Juries are fairly rare things these days.
They were developed in 12th century English common law, and were originally investigators and act as witnesses (this was centuries before police forces or modern ideas about public law enforcement). At the time courts moved around, so were only in town for a short period any given year, and would hear all the cases at once. The jury, made up of local rich and influential people, was there to explain (under oath) what happened – stating the facts they were expected to know, being local – so the judge, from outside, could apply those facts to the law and give a ruling.
It was a way of balancing the power of the King (via the royal justices who answered to him) with the local establishment (who got to be on the juries).
The modern jury evolved from this over the centuries, emphasising the split between the jury who answer questions of fact (what happened) and the judge who answers questions of law (what does this mean). They work together to come to a verdict.

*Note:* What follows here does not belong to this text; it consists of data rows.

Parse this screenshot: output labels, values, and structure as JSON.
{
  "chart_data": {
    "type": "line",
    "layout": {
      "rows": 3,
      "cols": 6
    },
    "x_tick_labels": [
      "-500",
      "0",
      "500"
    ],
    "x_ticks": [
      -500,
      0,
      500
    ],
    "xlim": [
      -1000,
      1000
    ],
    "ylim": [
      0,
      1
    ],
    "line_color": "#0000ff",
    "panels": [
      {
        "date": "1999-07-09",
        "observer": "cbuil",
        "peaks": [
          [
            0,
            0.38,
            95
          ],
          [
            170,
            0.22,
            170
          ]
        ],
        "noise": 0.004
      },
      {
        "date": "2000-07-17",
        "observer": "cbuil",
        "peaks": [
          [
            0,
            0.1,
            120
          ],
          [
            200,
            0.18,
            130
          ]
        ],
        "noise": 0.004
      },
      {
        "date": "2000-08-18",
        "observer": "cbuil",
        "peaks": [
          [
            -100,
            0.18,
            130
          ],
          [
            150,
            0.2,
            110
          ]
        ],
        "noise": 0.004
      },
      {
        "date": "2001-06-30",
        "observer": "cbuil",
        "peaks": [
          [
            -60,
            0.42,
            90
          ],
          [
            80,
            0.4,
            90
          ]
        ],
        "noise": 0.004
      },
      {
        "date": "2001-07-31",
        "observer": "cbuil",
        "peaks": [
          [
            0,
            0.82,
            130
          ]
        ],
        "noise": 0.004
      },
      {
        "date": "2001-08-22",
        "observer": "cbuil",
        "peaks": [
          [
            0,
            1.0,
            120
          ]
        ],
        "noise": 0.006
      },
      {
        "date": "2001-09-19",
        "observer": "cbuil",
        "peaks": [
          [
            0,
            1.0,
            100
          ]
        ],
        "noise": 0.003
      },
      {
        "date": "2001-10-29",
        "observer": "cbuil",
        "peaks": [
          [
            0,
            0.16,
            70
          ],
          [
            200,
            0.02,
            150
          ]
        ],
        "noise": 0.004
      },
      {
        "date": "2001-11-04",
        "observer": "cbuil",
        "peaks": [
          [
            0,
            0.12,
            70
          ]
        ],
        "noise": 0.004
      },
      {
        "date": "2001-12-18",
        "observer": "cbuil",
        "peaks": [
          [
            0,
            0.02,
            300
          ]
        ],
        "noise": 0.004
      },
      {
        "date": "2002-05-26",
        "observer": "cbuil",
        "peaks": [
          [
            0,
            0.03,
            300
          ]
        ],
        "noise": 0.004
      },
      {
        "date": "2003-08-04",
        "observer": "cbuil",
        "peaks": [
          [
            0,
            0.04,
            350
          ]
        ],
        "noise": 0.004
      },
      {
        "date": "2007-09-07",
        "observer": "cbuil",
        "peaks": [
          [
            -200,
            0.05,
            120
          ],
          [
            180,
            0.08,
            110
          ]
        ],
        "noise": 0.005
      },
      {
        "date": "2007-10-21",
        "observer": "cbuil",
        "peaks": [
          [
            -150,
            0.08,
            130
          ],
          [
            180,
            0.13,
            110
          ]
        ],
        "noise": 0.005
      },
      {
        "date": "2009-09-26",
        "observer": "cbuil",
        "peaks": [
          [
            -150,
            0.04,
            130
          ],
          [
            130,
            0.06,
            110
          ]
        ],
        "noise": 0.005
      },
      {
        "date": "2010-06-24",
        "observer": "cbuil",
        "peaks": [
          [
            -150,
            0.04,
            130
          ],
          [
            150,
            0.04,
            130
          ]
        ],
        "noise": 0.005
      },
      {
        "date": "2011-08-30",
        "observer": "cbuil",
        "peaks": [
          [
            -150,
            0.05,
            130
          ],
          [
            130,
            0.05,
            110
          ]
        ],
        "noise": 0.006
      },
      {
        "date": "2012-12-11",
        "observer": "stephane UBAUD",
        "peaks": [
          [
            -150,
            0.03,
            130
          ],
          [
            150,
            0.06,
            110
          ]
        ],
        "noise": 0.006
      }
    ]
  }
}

The US uses juries a lot (more than anywhere else) because when the US Constitution was being written juries were all the rage (particularly as a way to protect the upper-middle classes from the ruling classes). There is a whole load of awkward 18th century ideology wrapped up in juries (such as the idea that the best way to determine the truth of something is to ask a rich, white man his opinion), and so the US Constitution requires juries for criminal *and civil* trials, and even *grand juries*, which are now only used by the US and Liberia (modelled on the US).
Most other countries that used juries (mostly copied from the English common law system) have dropped them for most cases – even in England less than 5% of criminal cases go before a jury, and civil juries are only used in exceptional cases.
The idea behind a jury is that the average person is the best person to determine what is and isn’t true, particularly when it comes to testimony, and that a jury offers a level of protection against unjust laws. The former is demonstrably untrue (by the number of cases were juries reach crazy conclusions), the latter probably is (although also opens the door to lots of other problems – the US in particular had a big problem with racism in juries, and arguably still does).
The idea behind a bench trial is that judges are harder to sway and manipulate emotionally (lawyers going before a jury will have all sorts of research on how to have their clients and witnesses dress, speak, behave etc. to make the right impression on the jury), and also don’t have to waste the court’s time by explaining basic legal principles to the jury. Judge-only trials can get straight to the heart of the dispute, often briefing all the other issues on paper.
Trials (or appeals) with multiple judges are a sort of balance between this; reducing the problems of having a single point of failure (in the single judge), but still having experts or professionals making the decision.